I just cannot lead a normal daily life without my cell phone. But there are times when I miss the days without the ever-so-convenient cell phone. Come to think of it, life without cell phones wasn’t so bad. And I’m not talking about the Middle Ages ― just five years ago.
Along with the cell phone, a number of so-called modern necessities are not quite essential, at least for me. Take cable TV. I guess I’m too lazy to be cable TV channel savvy. It took me months in the first place to get cable, finally lured in by the diversity of movies being aired. But after a few months I gave up looking for the right movie from the overwhelming cable channel listings. Instead, I tune in to the familiar “Jumalui Myeonghwa,” or “Weekend Movie Special,” airing around 11 p.m. Saturdays on MBC-TV networks.
It’s a ritual for local TV networks to air movies late on weekend nights. “Weekend Movie Special” is one of the longest-running TV programs in Korea, dating back to 1970. KBS-1TV network first started showing movies in 1969, under the title “Myeonghwa Geukjang” or “Selected Movie Theater,” and it still airs Sundays around 11 p.m. SBS-TV competes with its midnight “Movie Special,” or “Yeonghwa Teukgeup” on Sundays. MBC-TV also runs “Sunday Late-night Movies” and KBS-2TV has “Saturday Movie Special.”

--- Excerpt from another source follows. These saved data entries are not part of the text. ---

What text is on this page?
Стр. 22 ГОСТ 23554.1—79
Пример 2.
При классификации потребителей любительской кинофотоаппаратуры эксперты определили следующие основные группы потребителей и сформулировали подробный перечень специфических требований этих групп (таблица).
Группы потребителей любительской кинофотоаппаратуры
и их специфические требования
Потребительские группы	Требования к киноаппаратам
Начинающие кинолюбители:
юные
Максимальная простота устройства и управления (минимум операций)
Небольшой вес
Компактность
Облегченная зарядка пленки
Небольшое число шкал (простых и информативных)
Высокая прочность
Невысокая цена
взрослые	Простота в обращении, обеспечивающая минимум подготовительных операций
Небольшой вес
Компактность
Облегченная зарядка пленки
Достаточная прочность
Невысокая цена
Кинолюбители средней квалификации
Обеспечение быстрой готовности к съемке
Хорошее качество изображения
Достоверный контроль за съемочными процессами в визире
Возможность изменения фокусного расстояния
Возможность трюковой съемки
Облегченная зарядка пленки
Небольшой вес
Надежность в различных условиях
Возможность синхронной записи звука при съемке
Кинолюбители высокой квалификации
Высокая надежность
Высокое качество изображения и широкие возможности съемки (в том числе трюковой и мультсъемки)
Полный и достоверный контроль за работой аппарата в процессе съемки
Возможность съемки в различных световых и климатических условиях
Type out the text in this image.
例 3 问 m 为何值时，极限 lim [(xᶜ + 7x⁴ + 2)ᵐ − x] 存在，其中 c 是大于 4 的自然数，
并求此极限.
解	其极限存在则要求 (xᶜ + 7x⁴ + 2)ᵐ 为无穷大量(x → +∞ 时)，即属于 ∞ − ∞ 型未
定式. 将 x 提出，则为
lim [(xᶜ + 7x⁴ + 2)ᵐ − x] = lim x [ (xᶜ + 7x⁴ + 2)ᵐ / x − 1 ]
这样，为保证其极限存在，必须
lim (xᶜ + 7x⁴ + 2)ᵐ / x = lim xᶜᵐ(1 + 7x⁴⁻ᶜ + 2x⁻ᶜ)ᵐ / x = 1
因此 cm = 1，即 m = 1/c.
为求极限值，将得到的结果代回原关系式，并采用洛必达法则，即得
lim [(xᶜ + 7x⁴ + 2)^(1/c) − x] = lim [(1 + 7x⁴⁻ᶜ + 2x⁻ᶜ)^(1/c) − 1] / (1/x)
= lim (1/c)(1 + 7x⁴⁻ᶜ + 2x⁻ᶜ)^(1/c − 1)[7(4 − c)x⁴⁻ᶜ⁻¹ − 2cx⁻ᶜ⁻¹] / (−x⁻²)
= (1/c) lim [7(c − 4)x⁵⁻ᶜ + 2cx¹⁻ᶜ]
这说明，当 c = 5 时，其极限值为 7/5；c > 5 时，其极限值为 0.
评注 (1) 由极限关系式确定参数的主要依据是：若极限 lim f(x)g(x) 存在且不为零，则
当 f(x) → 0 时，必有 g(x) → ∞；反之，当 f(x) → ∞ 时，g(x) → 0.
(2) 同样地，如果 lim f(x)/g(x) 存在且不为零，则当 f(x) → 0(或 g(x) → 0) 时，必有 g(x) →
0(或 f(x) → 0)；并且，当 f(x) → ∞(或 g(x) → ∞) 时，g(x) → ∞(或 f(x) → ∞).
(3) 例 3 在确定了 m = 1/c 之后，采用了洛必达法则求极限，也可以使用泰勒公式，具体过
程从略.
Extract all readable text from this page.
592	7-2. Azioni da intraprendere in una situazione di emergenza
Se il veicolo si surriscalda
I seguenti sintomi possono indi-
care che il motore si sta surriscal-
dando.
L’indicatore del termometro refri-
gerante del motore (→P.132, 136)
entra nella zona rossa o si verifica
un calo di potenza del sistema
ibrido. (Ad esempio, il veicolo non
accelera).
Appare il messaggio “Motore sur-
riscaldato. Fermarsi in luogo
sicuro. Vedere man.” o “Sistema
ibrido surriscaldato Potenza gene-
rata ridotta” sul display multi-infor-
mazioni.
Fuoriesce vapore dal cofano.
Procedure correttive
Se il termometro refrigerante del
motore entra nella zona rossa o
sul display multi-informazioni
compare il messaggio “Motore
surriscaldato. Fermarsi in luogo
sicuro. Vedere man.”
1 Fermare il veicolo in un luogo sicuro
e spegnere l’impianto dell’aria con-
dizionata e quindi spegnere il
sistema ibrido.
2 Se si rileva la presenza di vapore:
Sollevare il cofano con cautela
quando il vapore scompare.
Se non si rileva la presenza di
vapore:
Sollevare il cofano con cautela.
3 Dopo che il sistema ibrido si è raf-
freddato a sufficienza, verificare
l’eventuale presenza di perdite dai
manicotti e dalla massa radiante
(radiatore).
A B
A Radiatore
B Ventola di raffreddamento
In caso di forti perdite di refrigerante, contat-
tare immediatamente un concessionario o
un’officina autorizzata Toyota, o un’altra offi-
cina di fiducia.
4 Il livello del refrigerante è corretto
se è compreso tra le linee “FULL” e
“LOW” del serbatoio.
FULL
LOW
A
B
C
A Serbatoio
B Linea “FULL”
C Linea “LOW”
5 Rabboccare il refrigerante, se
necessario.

Until the 1990s, nine out of 10 movies were foreign, mostly American flicks. I first watched “Ben-Hur” and “Romeo and Juliet” through such late-night shows. It was my family’s weekend ritual to gather up for “Weekend Movie Special.” Whenever the program’s theme song ― the legendary score from Paul Newman’s “Exodus” ― played, my heart pounded. The TV networks used to follow the government’s strict censorship policy, so the most provocative scene would be a kiss. And whenever actors were about to smooch, my parents sent me and my sister to the kitchen for sweets. When I returned, pouting with an I’m-not-a-kid look on my face, the hot stuff had long passed. My parents don’t censor me anymore, but the TV networks do, according to Shin Seok-kyun, a director for MBC’s “Weekend Movie Special.”
“Since ‘Weekend Movie Special’ is for all kinds of viewers, we give a little touch to almost every film to make it presentable to everyone,” Mr. Shin says.
The movies are mostly dubbed into Korean and as a child, I used to wonder how the blond-haired, blue-eyed actors could be fluent in Korean. Local TV networks keep dubbing, for the sake of the elderly and children, though with a little remote control manipulation, you can recode a movie to its original language. There are exceptions when the original language is crucial, Mr. Shin says. The 1993 film “Remains of the Day” with Anthony Hopkins was one such film. “The fancy British accent, I thought, was the core part of the movie, so we went by the subtitles,” Mr. Shin says.
At least two years pass before a film runs on TV. Movie distributors sell films in packages, including a few quality films. That’s why two-thumbs-down films sometimes get aired, Mr. Shin explains.
Another fabulous movie selection is on EBS’s “Sunday Cinema” at around 2 p.m.; their recent lineup included “The Philadelphia Story” (1940) starring Katharine Hepburn. Unlike its competitors, EBS uses subtitles instead of dubbing.
So what’s on the plate this weekend? “Snake Eyes” starring Nicolas Cage on KBS-2TV at 10:50 p.m. Saturday with a bunch of other non-English films like “The Son’s Room” and “Who Are You” waiting in line. Forget about the perplexing cable TV channels and just tune in to good old weekend movie specials.